COURT REVIEWS ARBITRAL AWARD UNDER BOTH NEW YORK CONVENTION AND FAA RULES

In 1990, Anthony LaPine, founder of a California disk drive company called LaPine Technology Corporation (“LTC”), filed an arbitration proceeding against Kyocera, a Japanese corporation, and Prudential accusing them of destroying the value of LTC. The arbitration was stayed pending the resolution of a related arbitration. Shortly after the arbitration resumed in 2007, the arbitration panel dismissed all of LaPine’s claims, concluding that his fraud claims were barred by the statute of limitations, he lacked standing to raise the contract and corporate mismanagement claims, and, as an additional basis for dismissal, that his claims were barred by the doctrines of waiver and estoppel. LaPine brought this action against Kyocera asking the court to vacate the arbitration award.

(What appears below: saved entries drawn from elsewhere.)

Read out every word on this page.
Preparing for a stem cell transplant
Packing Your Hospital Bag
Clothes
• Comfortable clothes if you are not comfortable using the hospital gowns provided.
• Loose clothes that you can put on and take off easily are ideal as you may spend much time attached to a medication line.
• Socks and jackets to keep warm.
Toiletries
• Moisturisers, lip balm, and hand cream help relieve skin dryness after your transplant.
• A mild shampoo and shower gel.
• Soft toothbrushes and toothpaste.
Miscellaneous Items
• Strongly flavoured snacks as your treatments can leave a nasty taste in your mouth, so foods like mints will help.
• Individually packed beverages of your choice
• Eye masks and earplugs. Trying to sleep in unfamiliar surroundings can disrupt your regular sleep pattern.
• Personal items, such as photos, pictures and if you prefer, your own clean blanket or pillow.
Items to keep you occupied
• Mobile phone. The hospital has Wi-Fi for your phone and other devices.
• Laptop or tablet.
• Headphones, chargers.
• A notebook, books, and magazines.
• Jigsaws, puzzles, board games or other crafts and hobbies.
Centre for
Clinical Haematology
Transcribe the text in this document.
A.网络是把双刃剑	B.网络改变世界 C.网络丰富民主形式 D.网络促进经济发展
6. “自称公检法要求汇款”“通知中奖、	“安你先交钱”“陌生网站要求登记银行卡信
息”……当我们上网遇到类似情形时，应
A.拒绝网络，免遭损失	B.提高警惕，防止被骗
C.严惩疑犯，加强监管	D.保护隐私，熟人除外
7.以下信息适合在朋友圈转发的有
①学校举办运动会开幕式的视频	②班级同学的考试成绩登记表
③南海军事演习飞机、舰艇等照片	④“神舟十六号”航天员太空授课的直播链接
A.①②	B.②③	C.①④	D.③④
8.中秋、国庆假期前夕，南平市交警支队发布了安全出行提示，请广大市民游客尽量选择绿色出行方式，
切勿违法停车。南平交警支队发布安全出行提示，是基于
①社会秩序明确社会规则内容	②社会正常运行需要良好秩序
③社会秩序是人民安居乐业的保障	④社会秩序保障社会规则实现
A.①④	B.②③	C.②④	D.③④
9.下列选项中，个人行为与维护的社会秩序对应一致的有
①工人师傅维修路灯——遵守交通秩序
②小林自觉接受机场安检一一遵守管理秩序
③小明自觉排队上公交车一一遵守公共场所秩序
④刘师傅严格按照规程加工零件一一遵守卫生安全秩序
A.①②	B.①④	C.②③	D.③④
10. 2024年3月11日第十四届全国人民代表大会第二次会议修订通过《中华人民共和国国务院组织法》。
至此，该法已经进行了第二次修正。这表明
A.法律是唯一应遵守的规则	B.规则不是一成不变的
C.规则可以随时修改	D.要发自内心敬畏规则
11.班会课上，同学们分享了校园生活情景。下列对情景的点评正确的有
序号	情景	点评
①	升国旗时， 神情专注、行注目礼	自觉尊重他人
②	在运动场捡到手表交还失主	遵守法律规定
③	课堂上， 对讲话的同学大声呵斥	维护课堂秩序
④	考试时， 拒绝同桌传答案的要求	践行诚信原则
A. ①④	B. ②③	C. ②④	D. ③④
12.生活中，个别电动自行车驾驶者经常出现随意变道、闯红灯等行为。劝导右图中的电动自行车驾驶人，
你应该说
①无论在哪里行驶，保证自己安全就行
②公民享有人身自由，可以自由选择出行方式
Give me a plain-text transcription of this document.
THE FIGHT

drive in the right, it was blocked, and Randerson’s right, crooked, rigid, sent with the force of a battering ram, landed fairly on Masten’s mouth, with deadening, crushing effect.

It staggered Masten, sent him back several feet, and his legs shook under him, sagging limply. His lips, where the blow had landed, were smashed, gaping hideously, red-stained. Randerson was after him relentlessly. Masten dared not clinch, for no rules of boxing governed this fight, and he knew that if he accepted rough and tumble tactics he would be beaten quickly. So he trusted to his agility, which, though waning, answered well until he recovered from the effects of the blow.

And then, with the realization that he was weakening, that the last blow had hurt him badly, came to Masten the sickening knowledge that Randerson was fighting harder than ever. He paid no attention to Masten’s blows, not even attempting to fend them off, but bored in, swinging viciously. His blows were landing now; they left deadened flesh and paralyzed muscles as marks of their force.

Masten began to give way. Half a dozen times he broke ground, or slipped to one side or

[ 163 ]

The Court denied LaPine’s request and confirmed the arbitration award. Having concluded that the arbitration agreement and arbitral award fell under the New York Convention, the Court addressed the heart of the parties’ dispute, namely whether the grounds for review enumerated in Article V of the Convention were exclusive, or whether the award could also be reviewed under the standards set forth in the FAA. The court concluded (in the absence of guidance from the Ninth Circuit) that the appropriate standard of review was under both Article V of the Convention and the FAA. The court analyzed LaPine’s arguments under both sets of rules, but found no grounds to overturn the panel’s award. LaPine v. Kyocera Corp., No. C 07-06132 (USDC N.D. Cal. May 23, 2008).